A small company that decides to buy its first server often finds that the models of single-processor tower servers offered for SMBs (for example, HP ProLiant ML 110, ML115 and ML310) differ little from a normal desktop not only in size, but also in parameters CPU clock speed, RAM, and hard disk capacity. However, if you more closely analyze the configuration of the server, you will find serious differences.
Let's start with the processor . Younger tower servers use a Xeon or Opteron processor, although Pentium or Celeron are also supported as an option. Xeon and Opteron have a higher amount of embedded cache than processors designed for desktop PCs (if the Intel processors for desktops do not exceed 3 MB, then the younger Xeon models are equipped with a cache from 6 to 12 MB), which means higher performance with run most applications. As a result, a uniprocessor server processes user requests faster than a desktop, and this directly translates into improved productivity for small office workers. In addition, Xeon and Opteron are specifically designed for servers, so they are designed for more severe operating conditions than processors on desktop PCs, and are able to work continuously for several days.
The second difference is a powerful disk subsystem that supports both standard desktop SATA 7200 hard drives / min and more high-speed hard drives with SAS (Serial Attached SCSI) 10 or 15 thousand rev / min.

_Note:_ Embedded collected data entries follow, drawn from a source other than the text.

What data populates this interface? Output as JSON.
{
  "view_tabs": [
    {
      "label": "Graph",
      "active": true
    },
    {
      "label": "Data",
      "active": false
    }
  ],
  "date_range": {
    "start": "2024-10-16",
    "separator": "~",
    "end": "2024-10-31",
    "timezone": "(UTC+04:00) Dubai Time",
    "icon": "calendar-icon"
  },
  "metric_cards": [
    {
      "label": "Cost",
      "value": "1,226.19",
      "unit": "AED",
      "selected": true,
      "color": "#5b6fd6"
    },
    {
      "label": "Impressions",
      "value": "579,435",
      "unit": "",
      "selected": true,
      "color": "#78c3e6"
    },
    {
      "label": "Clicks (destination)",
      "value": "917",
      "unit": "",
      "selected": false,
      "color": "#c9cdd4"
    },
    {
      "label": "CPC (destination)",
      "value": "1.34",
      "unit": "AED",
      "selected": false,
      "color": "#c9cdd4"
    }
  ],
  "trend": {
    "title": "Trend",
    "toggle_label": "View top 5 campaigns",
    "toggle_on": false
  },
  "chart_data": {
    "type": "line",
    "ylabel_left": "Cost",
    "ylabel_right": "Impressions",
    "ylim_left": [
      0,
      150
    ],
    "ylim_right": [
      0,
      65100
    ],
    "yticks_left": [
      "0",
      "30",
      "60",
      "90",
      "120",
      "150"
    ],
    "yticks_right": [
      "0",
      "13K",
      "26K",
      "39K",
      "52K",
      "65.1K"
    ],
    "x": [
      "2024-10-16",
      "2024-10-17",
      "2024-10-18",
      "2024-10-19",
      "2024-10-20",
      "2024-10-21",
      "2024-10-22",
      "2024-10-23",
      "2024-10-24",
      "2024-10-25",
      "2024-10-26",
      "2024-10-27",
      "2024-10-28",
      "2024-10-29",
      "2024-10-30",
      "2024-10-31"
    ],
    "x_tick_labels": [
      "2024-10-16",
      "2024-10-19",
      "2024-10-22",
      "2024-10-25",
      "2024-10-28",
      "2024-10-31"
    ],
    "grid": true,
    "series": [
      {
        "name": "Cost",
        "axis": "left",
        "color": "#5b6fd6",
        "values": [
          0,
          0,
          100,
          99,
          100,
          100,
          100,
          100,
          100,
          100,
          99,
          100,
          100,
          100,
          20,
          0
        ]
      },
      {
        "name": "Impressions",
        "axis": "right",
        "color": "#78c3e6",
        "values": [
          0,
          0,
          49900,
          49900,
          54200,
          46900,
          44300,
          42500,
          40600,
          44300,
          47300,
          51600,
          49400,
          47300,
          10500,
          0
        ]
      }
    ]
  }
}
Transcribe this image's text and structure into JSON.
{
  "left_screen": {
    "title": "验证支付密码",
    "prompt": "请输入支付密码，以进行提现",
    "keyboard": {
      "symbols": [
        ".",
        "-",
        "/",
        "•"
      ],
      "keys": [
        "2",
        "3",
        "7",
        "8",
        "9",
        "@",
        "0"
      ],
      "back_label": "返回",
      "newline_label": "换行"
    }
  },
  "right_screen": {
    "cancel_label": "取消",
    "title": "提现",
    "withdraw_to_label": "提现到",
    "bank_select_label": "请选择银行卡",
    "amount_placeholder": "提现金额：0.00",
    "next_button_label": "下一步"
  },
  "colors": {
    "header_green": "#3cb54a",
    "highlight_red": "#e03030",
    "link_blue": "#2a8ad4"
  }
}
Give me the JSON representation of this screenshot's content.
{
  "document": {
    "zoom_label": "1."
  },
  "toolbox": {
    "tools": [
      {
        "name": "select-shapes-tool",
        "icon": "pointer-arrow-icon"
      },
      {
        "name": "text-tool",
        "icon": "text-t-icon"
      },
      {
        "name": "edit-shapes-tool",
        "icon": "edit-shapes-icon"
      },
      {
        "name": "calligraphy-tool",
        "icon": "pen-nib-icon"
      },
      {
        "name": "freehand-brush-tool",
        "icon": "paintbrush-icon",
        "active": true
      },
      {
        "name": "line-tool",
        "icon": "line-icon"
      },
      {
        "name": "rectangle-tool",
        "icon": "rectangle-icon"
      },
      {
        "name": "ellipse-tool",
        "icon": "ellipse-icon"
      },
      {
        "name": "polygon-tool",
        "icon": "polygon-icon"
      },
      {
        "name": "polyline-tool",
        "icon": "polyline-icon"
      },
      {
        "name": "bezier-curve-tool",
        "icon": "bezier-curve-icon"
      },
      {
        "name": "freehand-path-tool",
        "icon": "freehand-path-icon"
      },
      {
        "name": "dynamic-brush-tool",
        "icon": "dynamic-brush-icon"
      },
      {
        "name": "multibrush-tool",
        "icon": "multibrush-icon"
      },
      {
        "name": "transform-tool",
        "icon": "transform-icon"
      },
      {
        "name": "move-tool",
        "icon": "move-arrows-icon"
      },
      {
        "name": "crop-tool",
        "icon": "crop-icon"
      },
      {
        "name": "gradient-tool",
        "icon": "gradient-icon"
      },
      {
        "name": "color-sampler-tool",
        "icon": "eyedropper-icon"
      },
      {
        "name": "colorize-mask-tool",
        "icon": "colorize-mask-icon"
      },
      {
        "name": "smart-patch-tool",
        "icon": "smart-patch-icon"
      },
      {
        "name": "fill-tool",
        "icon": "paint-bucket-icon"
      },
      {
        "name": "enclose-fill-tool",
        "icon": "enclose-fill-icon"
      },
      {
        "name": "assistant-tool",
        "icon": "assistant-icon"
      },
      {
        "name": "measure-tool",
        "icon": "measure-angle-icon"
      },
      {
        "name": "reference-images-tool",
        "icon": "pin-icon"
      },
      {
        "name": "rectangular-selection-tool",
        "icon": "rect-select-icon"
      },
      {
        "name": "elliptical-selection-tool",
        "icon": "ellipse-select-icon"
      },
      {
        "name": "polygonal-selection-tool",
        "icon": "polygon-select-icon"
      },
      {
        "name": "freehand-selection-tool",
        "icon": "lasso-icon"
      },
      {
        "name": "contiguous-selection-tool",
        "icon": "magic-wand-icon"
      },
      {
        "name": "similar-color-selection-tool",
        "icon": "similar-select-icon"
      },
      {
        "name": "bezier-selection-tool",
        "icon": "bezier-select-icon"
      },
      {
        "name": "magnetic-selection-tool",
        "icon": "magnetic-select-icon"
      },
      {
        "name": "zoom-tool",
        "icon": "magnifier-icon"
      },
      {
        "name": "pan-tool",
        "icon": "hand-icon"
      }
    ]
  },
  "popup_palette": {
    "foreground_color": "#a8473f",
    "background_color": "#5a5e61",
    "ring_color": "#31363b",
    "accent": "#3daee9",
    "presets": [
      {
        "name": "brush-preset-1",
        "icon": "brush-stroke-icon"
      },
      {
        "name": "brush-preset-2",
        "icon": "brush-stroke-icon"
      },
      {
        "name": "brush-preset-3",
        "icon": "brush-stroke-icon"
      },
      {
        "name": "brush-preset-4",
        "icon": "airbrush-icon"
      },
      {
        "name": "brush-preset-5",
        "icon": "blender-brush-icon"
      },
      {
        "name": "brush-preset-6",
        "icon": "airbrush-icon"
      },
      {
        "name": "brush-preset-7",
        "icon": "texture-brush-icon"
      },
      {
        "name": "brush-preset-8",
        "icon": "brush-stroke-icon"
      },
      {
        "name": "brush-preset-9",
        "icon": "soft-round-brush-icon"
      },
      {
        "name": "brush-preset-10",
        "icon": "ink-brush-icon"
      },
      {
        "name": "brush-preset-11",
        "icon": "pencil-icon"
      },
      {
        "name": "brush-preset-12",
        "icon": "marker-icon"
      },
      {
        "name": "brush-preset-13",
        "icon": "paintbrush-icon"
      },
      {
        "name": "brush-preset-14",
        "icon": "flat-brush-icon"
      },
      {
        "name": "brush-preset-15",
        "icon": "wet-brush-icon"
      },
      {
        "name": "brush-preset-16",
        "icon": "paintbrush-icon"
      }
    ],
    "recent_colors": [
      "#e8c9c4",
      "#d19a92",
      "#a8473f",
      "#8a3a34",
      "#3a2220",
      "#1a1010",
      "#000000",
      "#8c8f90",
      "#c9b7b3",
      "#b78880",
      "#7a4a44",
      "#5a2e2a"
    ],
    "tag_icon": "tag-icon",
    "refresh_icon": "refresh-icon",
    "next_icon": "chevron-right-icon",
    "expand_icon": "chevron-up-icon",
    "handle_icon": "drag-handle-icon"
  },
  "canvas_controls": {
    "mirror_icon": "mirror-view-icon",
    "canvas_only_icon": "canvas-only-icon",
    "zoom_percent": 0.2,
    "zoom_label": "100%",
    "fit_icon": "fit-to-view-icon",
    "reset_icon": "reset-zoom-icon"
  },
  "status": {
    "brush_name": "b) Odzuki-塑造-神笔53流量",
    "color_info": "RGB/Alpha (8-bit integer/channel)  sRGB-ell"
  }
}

The use of SAS disks significantly improves the speed of reading / writing applications with intensive access to the storage system, for example, a database. In addition, SAS hard drives have higher reliability than SATA drives and are able to handle read / write requests around the clock. As a rule, even younger models of tower servers are equipped with a hardware RAID controller to combine internal server disks into a RAID array, which improves the overall speed of the disk subsystem and protects data in case of a server disk failure.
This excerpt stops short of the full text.